El cultivar los atributos de Cristo en nuestra vida no es tarea fácil, en especial cuando dejamos de concentrarnos en pensamientos y situaciones idealistas y enfrentamos la realidad de la vida. La prueba consiste en poner en práctica lo que profesamos, y así sabremos si hemos cultivado o no esos atributos y si se manifiestan en nuestro modo de vivir, ya sea como esposo o esposa, como padre o madre, como hijo o hija, en nuestras relaciones de amistad, en nuestro empleo, en nuestro negocio y en nuestros pasatiempos. A medida que aumentemos nuestra capacidad de obrar “con toda santidad ante [Él]” (D. y C. 43:9), podremos reconocer nuestro progreso, al igual que lo reconocerán las personas que nos rodean.
En las Escrituras se describe una serie de atributos de Cristo que debemos cultivar a lo largo de la vida; entre ellos se incluye el conocimiento y la humildad, la caridad y el amor, la obediencia y la diligencia, la fe y la esperanza (véase D. y C. 4:5–6).

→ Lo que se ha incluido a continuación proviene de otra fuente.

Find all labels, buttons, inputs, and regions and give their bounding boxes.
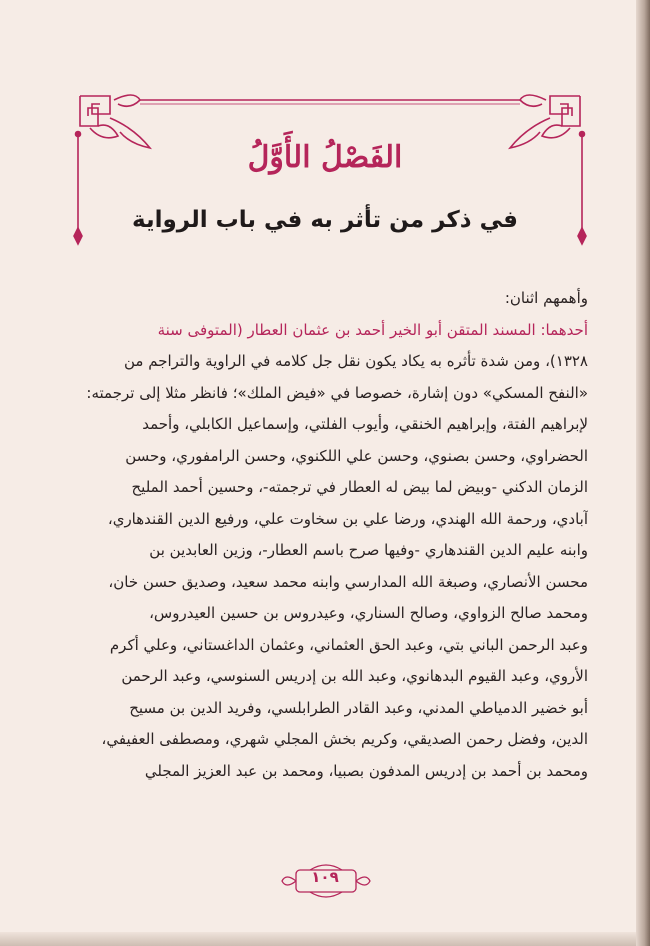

Esas cualidades personales de carácter son independientes del tipo de organización de nuestra unidad de la Iglesia, de nuestras circunstancias económicas, de nuestra situación familiar, cultura, raza o idioma. Los atributos de Cristo son dones de Dios y no pueden cultivarse sin Su ayuda.
La confianza en Su poder
La ayuda particular que todos necesitamos se nos da generosamente por medio de la expiación de Jesucristo. El tener fe en Jesucristo y en Su expiación significa confiar completamente en Él, fiarnos de Su poder, inteligencia y amor infinitos. Si ejercitamos nuestro albedrío con rectitud, recibiremos los atributos propios de Cristo. La fe en Jesucristo conduce a la acción. Cuando tenemos fe en Él, significa que confiamos en el Señor lo suficiente para seguir Sus mandamientos, aun cuando no entendamos completamente las razones por las que se nos den. Al procurar parecernos más al Salvador, es necesario que con regularidad evaluemos nuestra vida y que confiemos, mediante el camino del verdadero arrepentimiento, en los méritos de Jesucristo y en las bendiciones de Su expiación.
El cultivar los atributos de Cristo puede ser un proceso doloroso; debemos estar listos para aceptar la dirección y la corrección del Señor y de Sus siervos. A través de las conferencias mundiales regulares de la Iglesia, por ejemplo, con su música y palabra hablada, sentimos y recibimos fuerza espiritual, guía y bendiciones “de lo alto” (D. y C. 43:16). Es una oportunidad en que la voz de la inspiración y de la revelación personales llevará paz a nuestra alma y nos enseñará a volvernos más como Cristo. Esa voz será tan apacible como la de un amigo querido y colmará nuestras almas cuando nuestro corazón sea suficientemente contrito.
Cuando seamos más semejantes al Salvador, aumentará nuestra capacidad de abundar “en esperanza por el poder del Espíritu Santo” (Romanos 15:13), y “desechar[emos] las cosas de este mundo y buscar[emos] las de uno mejor” (D. y C. 25:10).
Esto me lleva a la analogía aerodinámica a la que hice referencia. Hablé del concentrarse en lo básico. Los atributos de Cristo son lo básico; son los principios fundamentales que crearán “el viento que impulse nuestras alas”. Al cultivar los atributos de Cristo en nosotros mismos, paso a paso, nos llevarán “como en alas de águila” (D. y C. 124:18). Nuestra fe en Jesucristo nos dará el poder y un fuerte impulso hacia delante; nuestra esperanza inalterable y activa proporcionará un potente impulso ascendente, y tanto la fe como la esperanza nos llevarán a través de océanos de tentaciones, sobre montañas de aflicción, y nos llevarán de nuevo a salvo a nuestro hogar y destino eternos.